* FDI into Zimbabwe drops 59 pct in first six months
* Shunned by the West, Mugabe seeks Chinese investment
* As bank defaults rise, lenders tighten credit
By MacDonald Dzirutwe
HARARE, Aug 25 Foreign investment into Zimbabwe
plunged 59 percent to $67 million in the first half of this
year, the central bank said on Monday, reflecting worries over
President Robert Mugabe's policies and the risk of investing in
Mugabe, at 90 Africa's oldest leader and one of its
longest-serving, is visiting China this week. Officials say he
will seek funds to rebuild decaying roads, rail and power
facilities and to help mechanise Zimbabwe's agriculture.
Official data show China has extended $1 billion in loans to
Zimbabwe since 2009 and trade between the two nations rose to $1
billion last year from $300 million five years ago.
Mugabe has increasingly leaned on China after being shunned
by Western trade and financial partners. They have been put off
by concern over human rights and alleged fraud in elections won
by the president and his ZANU-PF party.
Announcing the drop in foreign direct investment, Reserve
Bank of Zimbabwe governor John Mangudya said exports, mostly
minerals and tobacco, were also down 13 percent in the first
half of the year, to $1.3 billion, compared with the first six
months of 2013.
"There is therefore need for the country to create an
investor-friendly environment so as to tap into these external
capital resources to boost employment, production and exports,"
Mangudya said in a half-year monetary policy statement.
Zimbabwe's economy is experiencing a serious dollar crunch
and electricity shortages. Several companies have failed to pay
salaries or have closed altogether, in a country where only
500,000 out of a total 13 million people hold formal jobs.

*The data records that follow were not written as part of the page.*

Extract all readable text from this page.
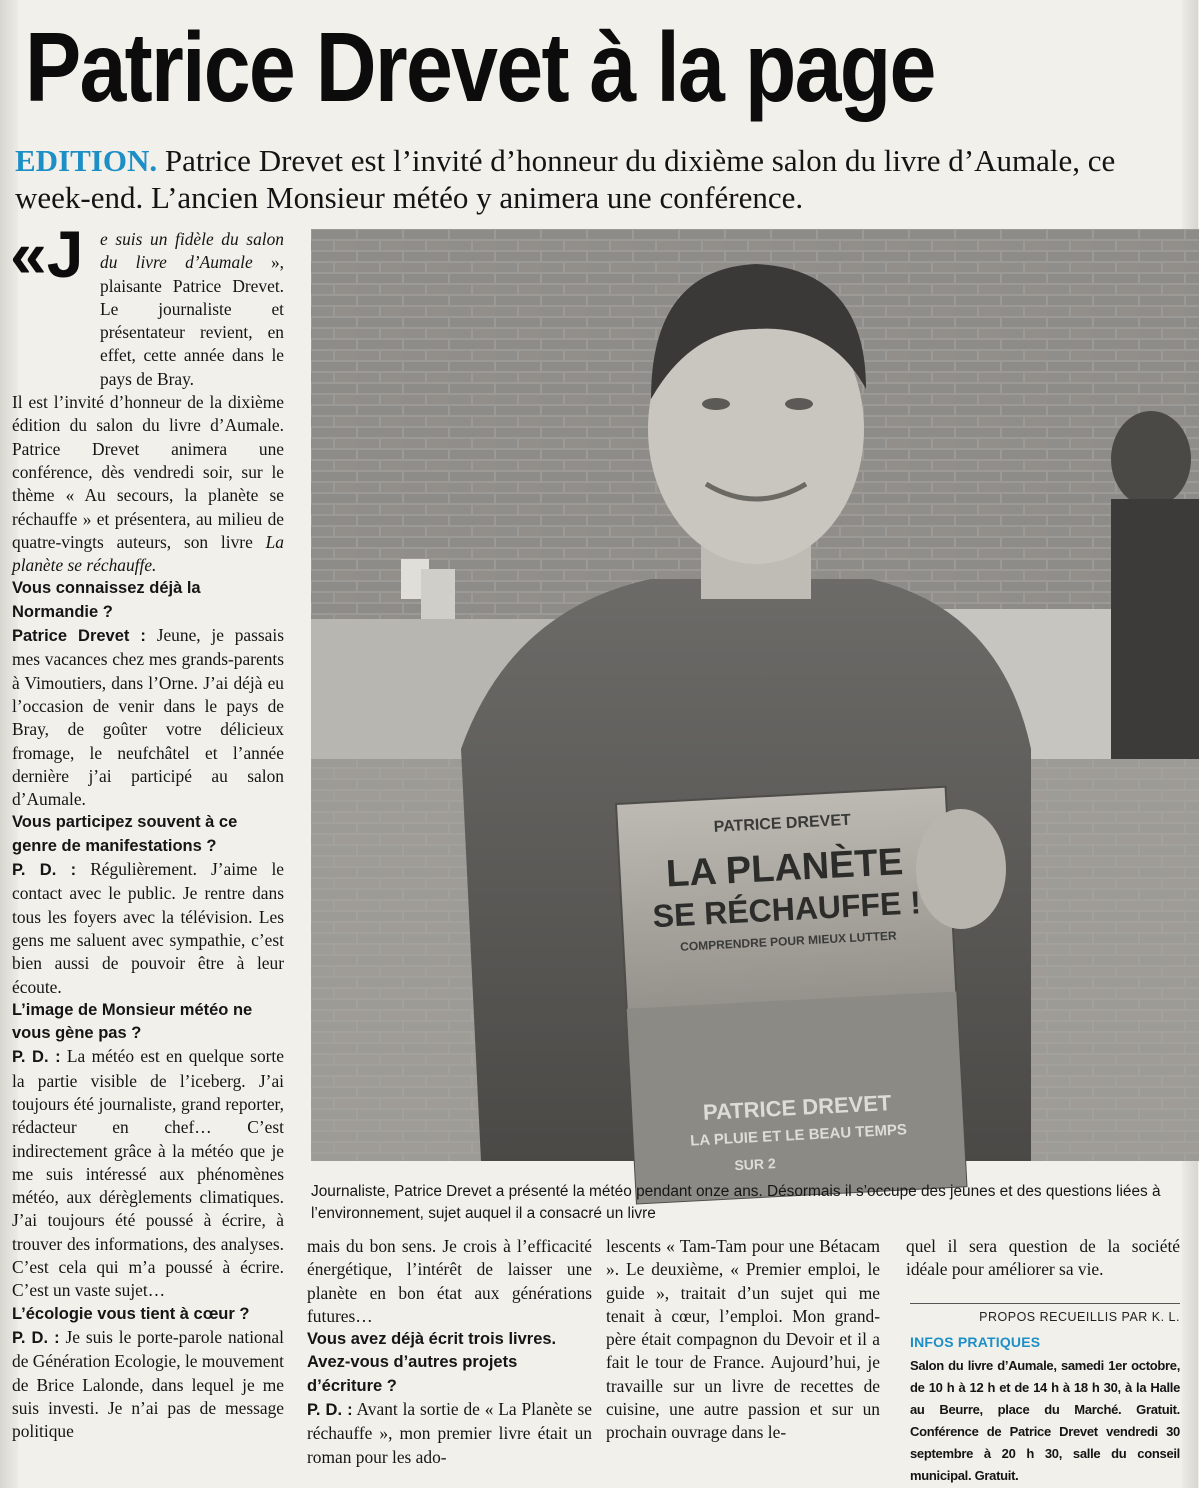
Patrice Drevet à la page

EDITION. Patrice Drevet est l’invité d’honneur du dixième salon du livre d’Aumale, ce week-end. L’ancien Monsieur météo y animera une conférence.

«J e suis un fidèle du salon du livre d’Aumale », plaisante Patrice Drevet. Le journaliste et présentateur revient, en effet, cette année dans le pays de Bray.

Il est l’invité d’honneur de la dixième édition du salon du livre d’Aumale. Patrice Drevet animera une conférence, dès vendredi soir, sur le thème « Au secours, la planète se réchauffe » et présentera, au milieu de quatre-vingts auteurs, son livre La planète se réchauffe.

Vous connaissez déjà la Normandie ?

Patrice Drevet : Jeune, je passais mes vacances chez mes grands-parents à Vimoutiers, dans l’Orne. J’ai déjà eu l’occasion de venir dans le pays de Bray, de goûter votre délicieux fromage, le neufchâtel et l’année dernière j’ai participé au salon d’Aumale.

Vous participez souvent à ce genre de manifestations ?

P. D. : Régulièrement. J’aime le contact avec le public. Je rentre dans tous les foyers avec la télévision. Les gens me saluent avec sympathie, c’est bien aussi de pouvoir être à leur écoute.

L’image de Monsieur météo ne vous gène pas ?

P. D. : La météo est en quelque sorte la partie visible de l’iceberg. J’ai toujours été journaliste, grand reporter, rédacteur en chef… C’est indirectement grâce à la météo que je me suis intéressé aux phénomènes météo, aux dérèglements climatiques. J’ai toujours été poussé à écrire, à trouver des informations, des analyses. C’est cela qui m’a poussé à écrire. C’est un vaste sujet…

L’écologie vous tient à cœur ?

P. D. : Je suis le porte-parole national de Génération Ecologie, le mouvement de Brice Lalonde, dans lequel je me suis investi. Je n’ai pas de message politique

PATRICE DREVET
LA PLANÈTE
SE RÉCHAUFFE !
COMPRENDRE POUR MIEUX LUTTER
PATRICE DREVET
LA PLUIE ET LE BEAU TEMPS
SUR 2

Journaliste, Patrice Drevet a présenté la météo pendant onze ans. Désormais il s’occupe des jeunes et des questions liées à l’environnement, sujet auquel il a consacré un livre

mais du bon sens. Je crois à l’efficacité énergétique, l’intérêt de laisser une planète en bon état aux générations futures…

Vous avez déjà écrit trois livres. Avez-vous d’autres projets d’écriture ?

P. D. : Avant la sortie de « La Planète se réchauffe », mon premier livre était un roman pour les ado-

lescents « Tam-Tam pour une Bétacam ». Le deuxième, « Premier emploi, le guide », traitait d’un sujet qui me tenait à cœur, l’emploi. Mon grand-père était compagnon du Devoir et il a fait le tour de France. Aujourd’hui, je travaille sur un livre de recettes de cuisine, une autre passion et sur un prochain ouvrage dans le-

quel il sera question de la société idéale pour améliorer sa vie.

PROPOS RECUEILLIS PAR K. L.
INFOS PRATIQUES
Salon du livre d’Aumale, samedi 1er octobre, de 10 h à 12 h et de 14 h à 18 h 30, à la Halle au Beurre, place du Marché. Gratuit. Conférence de Patrice Drevet vendredi 30 septembre à 20 h 30, salle du conseil municipal. Gratuit.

The economy did return to growth in 2009, after nearly a
decade of recession, when Mugabe was forced to share power with
his opposition rivals. But his landslide victory last year has
coincided with a rapid slowdown.
The government has cut its growth target for this year to
3.1 percent from 6.1 percent previously.
Mangudya said the tough economic conditions had strained the
capacity of companies and individuals to repay loans. The
percentage of non-performing loans out of total loans had risen
to 18.5 percent from 17 percent at the start of the year. Banks
in turn have tightened their lending to customers.

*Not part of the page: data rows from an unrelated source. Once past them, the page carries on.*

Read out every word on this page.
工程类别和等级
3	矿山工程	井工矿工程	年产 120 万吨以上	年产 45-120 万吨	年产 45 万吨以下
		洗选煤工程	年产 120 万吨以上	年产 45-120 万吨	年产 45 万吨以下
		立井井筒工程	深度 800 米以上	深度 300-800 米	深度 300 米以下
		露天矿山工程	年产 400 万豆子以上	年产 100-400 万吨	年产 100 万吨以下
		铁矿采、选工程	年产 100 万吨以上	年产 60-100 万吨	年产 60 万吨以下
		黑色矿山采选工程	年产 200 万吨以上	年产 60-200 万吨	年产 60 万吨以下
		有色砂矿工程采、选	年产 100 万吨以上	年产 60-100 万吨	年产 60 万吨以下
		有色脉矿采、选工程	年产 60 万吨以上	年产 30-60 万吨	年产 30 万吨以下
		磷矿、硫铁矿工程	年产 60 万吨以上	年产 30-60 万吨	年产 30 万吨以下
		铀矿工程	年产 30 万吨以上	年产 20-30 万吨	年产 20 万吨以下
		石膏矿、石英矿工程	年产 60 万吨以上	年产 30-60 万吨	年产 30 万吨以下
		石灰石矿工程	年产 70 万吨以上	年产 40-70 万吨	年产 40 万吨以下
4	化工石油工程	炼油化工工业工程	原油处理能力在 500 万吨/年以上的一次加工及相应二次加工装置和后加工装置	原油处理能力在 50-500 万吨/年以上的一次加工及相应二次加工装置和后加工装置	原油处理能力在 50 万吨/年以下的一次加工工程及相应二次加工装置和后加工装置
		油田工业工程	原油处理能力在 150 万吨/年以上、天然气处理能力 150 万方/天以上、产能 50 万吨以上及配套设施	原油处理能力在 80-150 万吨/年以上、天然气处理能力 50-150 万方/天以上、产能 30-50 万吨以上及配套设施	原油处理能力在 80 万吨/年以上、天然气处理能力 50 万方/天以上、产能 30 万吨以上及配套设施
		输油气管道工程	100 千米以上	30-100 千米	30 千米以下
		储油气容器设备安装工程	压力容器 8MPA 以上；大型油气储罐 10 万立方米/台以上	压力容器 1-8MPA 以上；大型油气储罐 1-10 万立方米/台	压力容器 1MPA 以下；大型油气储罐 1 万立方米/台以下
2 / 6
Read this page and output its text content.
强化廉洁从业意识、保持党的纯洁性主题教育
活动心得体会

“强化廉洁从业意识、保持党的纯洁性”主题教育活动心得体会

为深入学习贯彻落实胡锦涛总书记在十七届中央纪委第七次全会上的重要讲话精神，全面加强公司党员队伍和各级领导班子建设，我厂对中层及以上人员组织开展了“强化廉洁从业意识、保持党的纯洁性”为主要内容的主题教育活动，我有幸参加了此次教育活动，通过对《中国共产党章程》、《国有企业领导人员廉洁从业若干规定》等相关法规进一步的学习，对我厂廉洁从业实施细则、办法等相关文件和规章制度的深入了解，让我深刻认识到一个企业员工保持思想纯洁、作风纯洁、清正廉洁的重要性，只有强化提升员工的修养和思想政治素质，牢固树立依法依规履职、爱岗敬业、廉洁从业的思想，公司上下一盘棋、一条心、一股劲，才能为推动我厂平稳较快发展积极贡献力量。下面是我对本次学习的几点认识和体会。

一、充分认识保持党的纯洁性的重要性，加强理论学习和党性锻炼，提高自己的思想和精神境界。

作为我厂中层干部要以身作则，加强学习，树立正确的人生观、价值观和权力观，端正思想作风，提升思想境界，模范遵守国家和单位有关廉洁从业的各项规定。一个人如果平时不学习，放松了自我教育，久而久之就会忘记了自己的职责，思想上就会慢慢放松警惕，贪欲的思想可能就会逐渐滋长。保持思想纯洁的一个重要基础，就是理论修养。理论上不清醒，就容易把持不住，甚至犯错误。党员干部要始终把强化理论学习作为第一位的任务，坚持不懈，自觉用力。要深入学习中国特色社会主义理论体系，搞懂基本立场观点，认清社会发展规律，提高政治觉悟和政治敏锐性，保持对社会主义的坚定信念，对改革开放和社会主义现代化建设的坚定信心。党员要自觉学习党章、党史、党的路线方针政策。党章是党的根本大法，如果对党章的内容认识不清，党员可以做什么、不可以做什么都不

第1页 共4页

"Reduced credit is leading to a decline in economic growth,
private consumption, job losses and decrease in government
revenue," Mangudya said.
Mangudya said liquidity problems among banks meant foreign
banks like units of Barclays Bank plc and Standard
Chartered and larger local lenders would have to raise
their minimum capital to $100 million by 2020 from the current
$25 million. Smaller banks would be required to maintain minimum
capital of $25 million.
Mangudya said in order to ease the dollar crunch in the
economy, banks would now be required to keep only five percent
of their foreign currency offshore, down from 30 percent.